Regulation and Long-Term Vision
Notably, AllUnity’s operations will fall under the regulatory oversight of the German Federal Financial Supervisory Authority (BaFin). This will further ensure a compliant and secure framework. The venture’s overarching goal is to expedite the widespread adoption of digital assets and tokenization. Further, it will act as a pivotal infrastructure provider.
Stefan Hoops, CEO of DWS, emphasized the transformative nature of AllUnity. He stated,
“Through the future creation of AllUnity, we will bridge the gap between the traditional and digital finance ecosystems to build a core infrastructure provider that facilitates secure on-chain settlement for institutional, corporate, and private use.”
Use Cases and Industry Impact
Highlighting the practical applications of the stablecoin, Hoops pointed out its potential for corporations engaged in internet-of-things businesses. AllUnity’s stablecoin could facilitate secure and fractional 24/7 payments, ushering in a new era of financial transactions.
Galaxy’s Founder and CEO, Michael Novogratz, expressed his perspective on the evolution of payment systems. He asserted,
“Digital currencies are the natural evolution of the world’s payment system, and Europe, a region at the forefront of the exploration of safe, secure digital money is paving the way for this inevitable shift.”
Strategic Collaboration and Technical Infrastructure
The planned euro stablecoin will leverage the combined expertise of DWS in portfolio management and product structuring. Additionally, it will also leverage Flow Traders’ proficiency in liquidity services, and Galaxy’s technical infrastructure prowess. Galaxy’s subsidiary, GK8, will contribute by licensing its tokenization and custodial services to support AllUnity.

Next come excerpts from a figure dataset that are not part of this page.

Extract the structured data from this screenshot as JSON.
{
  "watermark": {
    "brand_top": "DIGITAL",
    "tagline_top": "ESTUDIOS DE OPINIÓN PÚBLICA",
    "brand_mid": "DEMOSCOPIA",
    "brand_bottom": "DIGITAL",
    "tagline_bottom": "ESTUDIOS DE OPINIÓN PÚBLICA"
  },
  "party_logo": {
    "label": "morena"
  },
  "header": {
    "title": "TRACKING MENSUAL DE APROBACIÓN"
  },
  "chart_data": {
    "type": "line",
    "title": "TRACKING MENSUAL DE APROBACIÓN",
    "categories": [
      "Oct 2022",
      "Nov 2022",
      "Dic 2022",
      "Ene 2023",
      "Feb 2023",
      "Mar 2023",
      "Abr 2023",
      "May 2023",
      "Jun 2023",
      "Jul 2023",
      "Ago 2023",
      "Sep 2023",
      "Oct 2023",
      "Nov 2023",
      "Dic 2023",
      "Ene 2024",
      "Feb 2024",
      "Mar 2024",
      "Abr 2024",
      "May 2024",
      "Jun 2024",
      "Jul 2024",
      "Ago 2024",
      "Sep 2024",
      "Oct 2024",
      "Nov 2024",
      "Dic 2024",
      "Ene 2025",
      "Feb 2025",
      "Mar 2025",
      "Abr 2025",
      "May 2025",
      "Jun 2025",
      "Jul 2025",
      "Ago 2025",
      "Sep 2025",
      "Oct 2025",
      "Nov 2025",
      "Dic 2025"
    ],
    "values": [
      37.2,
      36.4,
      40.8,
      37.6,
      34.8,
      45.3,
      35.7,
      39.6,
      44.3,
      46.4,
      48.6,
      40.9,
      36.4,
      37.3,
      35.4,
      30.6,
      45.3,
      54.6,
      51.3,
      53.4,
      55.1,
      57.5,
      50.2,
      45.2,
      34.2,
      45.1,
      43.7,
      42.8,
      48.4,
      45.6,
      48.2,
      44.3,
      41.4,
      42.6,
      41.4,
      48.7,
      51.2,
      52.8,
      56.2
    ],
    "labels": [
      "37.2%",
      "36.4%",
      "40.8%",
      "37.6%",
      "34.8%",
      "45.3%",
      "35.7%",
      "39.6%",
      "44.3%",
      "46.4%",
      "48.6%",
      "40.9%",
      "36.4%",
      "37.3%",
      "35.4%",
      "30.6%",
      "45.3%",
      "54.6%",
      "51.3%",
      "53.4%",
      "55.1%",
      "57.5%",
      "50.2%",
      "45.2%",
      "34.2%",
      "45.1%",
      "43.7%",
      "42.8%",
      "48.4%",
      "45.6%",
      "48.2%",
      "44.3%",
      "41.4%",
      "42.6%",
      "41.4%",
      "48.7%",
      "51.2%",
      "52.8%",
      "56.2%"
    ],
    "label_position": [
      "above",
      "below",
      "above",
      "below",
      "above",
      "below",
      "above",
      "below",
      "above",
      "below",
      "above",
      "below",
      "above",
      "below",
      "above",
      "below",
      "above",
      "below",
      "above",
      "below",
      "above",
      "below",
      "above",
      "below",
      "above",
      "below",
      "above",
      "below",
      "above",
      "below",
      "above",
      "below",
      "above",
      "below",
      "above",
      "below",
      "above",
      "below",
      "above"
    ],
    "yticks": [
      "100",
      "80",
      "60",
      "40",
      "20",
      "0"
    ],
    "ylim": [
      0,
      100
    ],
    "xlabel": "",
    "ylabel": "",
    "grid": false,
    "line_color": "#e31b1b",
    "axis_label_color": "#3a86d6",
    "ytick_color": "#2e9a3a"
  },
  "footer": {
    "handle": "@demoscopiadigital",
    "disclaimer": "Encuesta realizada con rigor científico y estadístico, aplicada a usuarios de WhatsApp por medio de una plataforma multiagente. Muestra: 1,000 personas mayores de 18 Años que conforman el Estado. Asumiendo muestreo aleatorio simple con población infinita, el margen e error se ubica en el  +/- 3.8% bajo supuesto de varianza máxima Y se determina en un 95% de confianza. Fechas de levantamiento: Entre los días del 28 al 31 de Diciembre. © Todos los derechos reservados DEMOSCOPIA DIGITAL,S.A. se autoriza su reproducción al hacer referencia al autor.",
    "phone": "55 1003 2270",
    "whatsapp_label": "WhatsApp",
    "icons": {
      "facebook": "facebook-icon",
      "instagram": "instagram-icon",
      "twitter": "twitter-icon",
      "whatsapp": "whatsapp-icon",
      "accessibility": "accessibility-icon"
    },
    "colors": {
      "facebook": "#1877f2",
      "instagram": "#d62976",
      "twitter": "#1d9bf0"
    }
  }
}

Anticipating the incorporation of its business in early 2024, AllUnity aims to launch the stablecoin within 12 to 18 months after receiving BaFin approval. The spokesperson for Flow Traders emphasized the initiation of the E-money license process after incorporation in Q1 2024.
Industry Outlook, Expansion Plans and Market Dynamics
Navigating the evolving regulatory landscape, the issuers foresee improved clarity. This is especially with the implementation of the Markets in Crypto Assets regulations (MiCA) in Europe. Also, these regulations are expected to provide a legal framework for stablecoins and other digital assets. This will further foster a conducive environment for AllUnity’s endeavors.
AllUnity is poised to issue the euro stablecoin across major public permissionless L1s and L2s, including decentralized finance (DeFi) use cases. This strategic expansion aligns with the growing trend in the digital asset industry, as demonstrated by Circle’s launch of a Stellar-based version of its euro-backed stablecoin in September 2023.